What is the difference between the OpenAI Agents SDK and the Assistants API?

The Agents SDK is a Python and TypeScript framework that grew out of OpenAI's earlier experimental work. OpenAI's current agent-building materials point new agentic workflows toward the Responses API, which the SDK uses as a foundation. The Responses API migration guide describes this transition and how the Responses API evolved from Chat Completions and the Assistants API. In practice, the SDK gives developers higher-level orchestration features such as handoffs, guardrails, and tracing, while the API provides the underlying interface.

Does the OpenAI Agents SDK work only with OpenAI models?

No. OpenAI documents SDK support for compatible endpoints in addition to OpenAI-hosted usage. That matters for teams that want a consistent agent abstraction while keeping some flexibility in model routing or deployment choices.
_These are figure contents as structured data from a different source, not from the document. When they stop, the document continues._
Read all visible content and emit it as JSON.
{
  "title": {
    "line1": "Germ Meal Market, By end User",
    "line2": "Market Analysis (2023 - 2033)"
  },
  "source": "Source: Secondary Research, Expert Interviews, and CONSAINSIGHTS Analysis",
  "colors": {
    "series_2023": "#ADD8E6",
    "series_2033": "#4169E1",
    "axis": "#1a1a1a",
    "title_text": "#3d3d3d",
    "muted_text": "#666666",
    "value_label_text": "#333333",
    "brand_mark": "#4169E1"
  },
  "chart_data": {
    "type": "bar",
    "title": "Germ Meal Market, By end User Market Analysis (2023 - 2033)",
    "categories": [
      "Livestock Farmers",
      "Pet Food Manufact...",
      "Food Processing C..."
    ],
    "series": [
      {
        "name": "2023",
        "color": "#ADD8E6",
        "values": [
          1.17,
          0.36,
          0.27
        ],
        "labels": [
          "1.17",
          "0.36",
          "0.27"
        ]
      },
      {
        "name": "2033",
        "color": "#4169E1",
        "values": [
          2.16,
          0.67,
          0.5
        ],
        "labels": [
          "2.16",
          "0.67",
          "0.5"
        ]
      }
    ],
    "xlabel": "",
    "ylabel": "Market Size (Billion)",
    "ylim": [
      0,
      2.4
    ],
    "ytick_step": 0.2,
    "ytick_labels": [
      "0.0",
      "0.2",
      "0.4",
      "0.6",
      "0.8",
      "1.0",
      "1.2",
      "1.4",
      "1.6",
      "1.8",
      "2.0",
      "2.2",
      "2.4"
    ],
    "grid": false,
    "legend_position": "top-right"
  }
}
The tradeoff is that supported behavior can still vary by model and endpoint, especially for tool use and reasoning features.

Can OpenAI Agents connect directly to enterprise data sources?

Not by themselves. OpenAI Agents do not include native support for enterprise SaaS connectivity, schema normalization across sources, or freshness management. Teams still need separate infrastructure for auth handling, syncs, permissions, and data preparation, which is why context engineering becomes a major production concern.

What built-in tools do OpenAI Agents include?

OpenAI documents built-in tools such as web search, file search, code interpreter, and computer use, along with support for custom function tools and MCP-based remote servers. Teams can use them in the same agent session, giving developers flexibility in workflow design. That flexibility also increases the need for clear tool boundaries, testing, and evaluation.

How do teams monitor and debug OpenAI Agents in production?

The Agents SDK includes tracing that records LLM calls, tool executions, handoffs, and guardrail evaluations. Teams can export traces through OTLP to compatible observability platforms for production monitoring and auditing. In practice, tracing is most useful when paired with application logs, tool metrics, and checkpointed state for long-running workflows.